La coupe en elle-même était magnifique, mais quand on pensait à ce qu'elle était réellement désormais, elle perdait beaucoup de sa valeur. Le Serpentard avait un peu de mal à réaliser que face à lui, juste là, à porté de main, se trouvait un bout de l'âme du Lord Noir, et que Harry avait porté en lui une autre partie de cette âme maudite. Draco observa le profil de son amant.
Narcissa était repartie, Blaise était allé retrouver Hermione, qui avait passé la journée à chasser ceux qui allaient s'occuper des plus jeunes lors de l'évacuation pour leur donner les passages secrets à utiliser ; et Harry et lui étaient venus jusqu'à Dumbledore avec le dernier horcruxe qu'ils pouvaient détruire dans l'instant, que le directeur puisse s'en débarrasser. Ce dernier observa les deux jeunes gens d'un air soulagé.
- Je ne suis pas sûr que je veuille savoir comment vous avez réussi à vous la procurer, déclara le vieil homme en se levant pour récupérer la coupe.
Il regarda Harry, qui secoua la tête avec un doux sourire sur les lèvres.
- Rien de trop illégal, ne vous en faites pas, s'amusa le Gryffondor.
Le regard de Dumbledore pétilla un instant et baissa son regard vers l'horcruxe.
- Veux-tu être présent pour sa destruction ?
Draco se prépara à quitter le bureau du directeur pour aller dans leurs appartements et se reposer un peu avant d'aller diner ; mais Harry glissa sa main dans la sienne et secoua la tête avec un sourire.
- Non. Je pense que je vais laisser les adultes s'occuper de ça, dit-il simplement.
Le Serpentard le regarda mais son amant n'y fit pas attention, saluant plutôt le directeur pour ensuite quitter son bureau, la main de Draco toujours dans la sienne.
À mi-chemin de leurs appartements, Draco arrêta tout de même Harry pour l'attirer contre lui et déposer un léger baiser sur ses lèvres. Harry sourit contre sa bouche et plissa des yeux.
- En quel honneur m'embrasses-tu à la vue de tous ? S'amusa-t-il à mi-voix.
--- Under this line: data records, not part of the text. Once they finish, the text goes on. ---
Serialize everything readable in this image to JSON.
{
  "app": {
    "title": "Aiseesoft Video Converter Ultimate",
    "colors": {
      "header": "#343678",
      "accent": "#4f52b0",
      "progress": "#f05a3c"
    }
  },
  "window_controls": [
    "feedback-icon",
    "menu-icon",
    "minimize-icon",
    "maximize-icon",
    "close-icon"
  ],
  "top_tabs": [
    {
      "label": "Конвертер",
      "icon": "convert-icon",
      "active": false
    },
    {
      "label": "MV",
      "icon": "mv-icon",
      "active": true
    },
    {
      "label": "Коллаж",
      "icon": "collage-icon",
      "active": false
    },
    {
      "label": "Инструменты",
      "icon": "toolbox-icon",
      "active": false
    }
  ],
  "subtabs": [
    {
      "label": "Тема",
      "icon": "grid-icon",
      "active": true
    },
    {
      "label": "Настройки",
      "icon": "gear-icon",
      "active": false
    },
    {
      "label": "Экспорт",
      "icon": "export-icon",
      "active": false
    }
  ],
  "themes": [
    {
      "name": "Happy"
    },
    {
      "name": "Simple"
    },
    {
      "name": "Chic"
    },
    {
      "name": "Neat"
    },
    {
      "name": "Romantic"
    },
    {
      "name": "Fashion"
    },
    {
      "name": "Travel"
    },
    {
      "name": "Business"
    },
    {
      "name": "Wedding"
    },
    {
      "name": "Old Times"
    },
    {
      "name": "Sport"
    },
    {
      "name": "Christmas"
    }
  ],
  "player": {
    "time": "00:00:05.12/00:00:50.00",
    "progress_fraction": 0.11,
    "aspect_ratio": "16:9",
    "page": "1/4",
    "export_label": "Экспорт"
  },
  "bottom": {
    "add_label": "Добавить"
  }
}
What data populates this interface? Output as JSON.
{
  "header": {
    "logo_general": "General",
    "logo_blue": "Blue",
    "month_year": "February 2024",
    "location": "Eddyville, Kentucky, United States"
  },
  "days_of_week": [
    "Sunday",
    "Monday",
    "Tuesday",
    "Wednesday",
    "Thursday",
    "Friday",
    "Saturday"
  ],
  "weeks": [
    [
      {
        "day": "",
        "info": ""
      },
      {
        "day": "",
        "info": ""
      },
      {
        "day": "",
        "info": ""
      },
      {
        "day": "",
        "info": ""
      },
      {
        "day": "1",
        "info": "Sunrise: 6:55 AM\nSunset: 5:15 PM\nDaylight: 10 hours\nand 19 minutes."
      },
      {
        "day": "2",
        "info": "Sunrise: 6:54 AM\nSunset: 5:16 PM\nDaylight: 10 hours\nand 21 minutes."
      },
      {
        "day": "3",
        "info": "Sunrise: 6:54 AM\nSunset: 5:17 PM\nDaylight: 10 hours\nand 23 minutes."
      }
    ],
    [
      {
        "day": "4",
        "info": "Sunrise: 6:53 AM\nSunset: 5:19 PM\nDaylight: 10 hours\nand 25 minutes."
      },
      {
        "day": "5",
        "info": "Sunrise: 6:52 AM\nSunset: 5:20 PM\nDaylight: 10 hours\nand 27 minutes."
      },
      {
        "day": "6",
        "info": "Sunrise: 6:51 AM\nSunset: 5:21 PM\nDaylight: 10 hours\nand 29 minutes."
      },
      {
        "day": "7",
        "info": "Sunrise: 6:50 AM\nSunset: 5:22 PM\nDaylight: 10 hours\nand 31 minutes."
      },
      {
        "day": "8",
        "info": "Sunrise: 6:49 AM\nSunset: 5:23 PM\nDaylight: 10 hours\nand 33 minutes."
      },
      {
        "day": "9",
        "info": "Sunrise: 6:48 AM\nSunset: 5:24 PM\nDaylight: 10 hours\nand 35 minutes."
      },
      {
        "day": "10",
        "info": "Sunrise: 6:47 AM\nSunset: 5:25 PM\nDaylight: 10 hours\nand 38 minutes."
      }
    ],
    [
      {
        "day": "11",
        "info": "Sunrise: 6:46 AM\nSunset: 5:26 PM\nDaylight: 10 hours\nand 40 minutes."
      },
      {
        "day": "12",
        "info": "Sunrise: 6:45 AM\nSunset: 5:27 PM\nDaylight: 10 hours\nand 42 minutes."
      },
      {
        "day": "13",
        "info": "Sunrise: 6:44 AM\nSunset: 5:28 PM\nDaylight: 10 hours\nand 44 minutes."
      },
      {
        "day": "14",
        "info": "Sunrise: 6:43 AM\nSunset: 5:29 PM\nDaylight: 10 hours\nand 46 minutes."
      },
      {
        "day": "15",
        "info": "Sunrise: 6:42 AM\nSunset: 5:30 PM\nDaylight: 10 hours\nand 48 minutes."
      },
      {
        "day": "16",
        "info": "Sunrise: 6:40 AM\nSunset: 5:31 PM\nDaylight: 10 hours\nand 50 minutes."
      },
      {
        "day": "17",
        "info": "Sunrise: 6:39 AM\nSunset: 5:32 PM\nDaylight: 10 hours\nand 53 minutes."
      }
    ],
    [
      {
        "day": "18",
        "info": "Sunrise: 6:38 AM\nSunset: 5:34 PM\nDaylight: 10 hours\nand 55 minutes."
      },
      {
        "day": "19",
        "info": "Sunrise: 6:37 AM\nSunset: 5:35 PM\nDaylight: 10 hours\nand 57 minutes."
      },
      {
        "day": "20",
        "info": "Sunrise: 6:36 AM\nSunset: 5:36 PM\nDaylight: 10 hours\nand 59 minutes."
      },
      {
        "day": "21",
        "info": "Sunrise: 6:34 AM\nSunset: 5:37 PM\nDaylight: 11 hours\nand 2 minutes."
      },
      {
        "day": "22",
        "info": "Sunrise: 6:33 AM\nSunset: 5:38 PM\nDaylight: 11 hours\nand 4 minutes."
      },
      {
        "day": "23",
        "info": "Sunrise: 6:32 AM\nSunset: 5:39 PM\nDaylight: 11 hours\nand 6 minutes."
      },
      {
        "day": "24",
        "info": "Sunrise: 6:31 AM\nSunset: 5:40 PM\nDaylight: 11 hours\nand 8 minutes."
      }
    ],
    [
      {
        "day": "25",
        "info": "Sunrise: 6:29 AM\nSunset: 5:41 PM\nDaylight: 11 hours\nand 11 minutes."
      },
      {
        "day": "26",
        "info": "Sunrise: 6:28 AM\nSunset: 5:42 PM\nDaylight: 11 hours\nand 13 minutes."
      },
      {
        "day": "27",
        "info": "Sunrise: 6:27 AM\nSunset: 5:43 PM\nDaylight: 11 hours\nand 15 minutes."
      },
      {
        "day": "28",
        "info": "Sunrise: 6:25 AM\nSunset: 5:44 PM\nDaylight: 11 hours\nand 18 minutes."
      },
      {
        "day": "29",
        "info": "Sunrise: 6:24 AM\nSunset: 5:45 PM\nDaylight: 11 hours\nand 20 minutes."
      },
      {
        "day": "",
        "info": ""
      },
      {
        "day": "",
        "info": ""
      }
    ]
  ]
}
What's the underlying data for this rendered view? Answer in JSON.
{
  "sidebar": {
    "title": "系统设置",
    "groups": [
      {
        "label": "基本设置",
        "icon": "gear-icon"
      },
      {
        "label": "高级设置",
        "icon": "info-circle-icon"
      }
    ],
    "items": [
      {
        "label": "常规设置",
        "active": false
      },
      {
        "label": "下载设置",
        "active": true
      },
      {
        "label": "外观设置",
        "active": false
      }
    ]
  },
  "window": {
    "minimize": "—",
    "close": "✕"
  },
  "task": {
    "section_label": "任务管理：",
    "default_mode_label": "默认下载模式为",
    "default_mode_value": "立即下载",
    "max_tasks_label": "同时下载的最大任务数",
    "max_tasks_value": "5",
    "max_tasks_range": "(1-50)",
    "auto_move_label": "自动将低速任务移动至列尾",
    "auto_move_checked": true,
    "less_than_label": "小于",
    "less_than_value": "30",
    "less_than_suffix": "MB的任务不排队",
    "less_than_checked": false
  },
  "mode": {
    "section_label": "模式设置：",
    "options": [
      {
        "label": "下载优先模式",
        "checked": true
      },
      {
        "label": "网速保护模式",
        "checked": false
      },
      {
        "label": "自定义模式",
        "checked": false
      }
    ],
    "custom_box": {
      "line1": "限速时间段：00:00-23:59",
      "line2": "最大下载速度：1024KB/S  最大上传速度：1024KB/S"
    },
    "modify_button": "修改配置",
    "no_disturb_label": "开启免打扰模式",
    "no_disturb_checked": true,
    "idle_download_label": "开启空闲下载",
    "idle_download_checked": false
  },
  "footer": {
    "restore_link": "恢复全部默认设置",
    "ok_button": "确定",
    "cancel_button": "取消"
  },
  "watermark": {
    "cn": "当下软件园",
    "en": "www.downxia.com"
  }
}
Draco haussa les épaules en glissant ses mains autour de sa taille. En effet, il y avait quelques élèves qui passaient dans le couloir, et les murmures et autres gloussements leur parvenaient parfaitement, mais le Serpentard n'en avait que faire. Harry secoua la tête, amusé, et déposa à son tour un léger baiser sur ses lèvres, caressant doucement son cou.
- Fort bien.
Dans les appartements, Harry s'installa sur le canapé et y attira Draco pour pouvoir se blottir contre lui.
- Merci d'avoir contacté ta mère pour nous aider, dit-il doucement.
Draco resserra ses bras autour de lui et passa sa main dans ses cheveux. Ils étaient devenus très tactiles et très tendres l'un avec l'autre, et si Draco s'était précédemment moqué des couples qui se conduisaient ainsi, il retirait tout ce qu'il avait dit jusqu'alors. Parce que se câliner avec Harry Potter sur un canapé, ou se réveiller contre lui, c'était la meilleure chose au monde. Avec le chocolat.
- Je n'étais pas sûr qu'elle nous aide, tu sais, avoua-t-il enfin.
- Mais elle l'a fait. Et grâce à elle, on est près. Enfin... Presque.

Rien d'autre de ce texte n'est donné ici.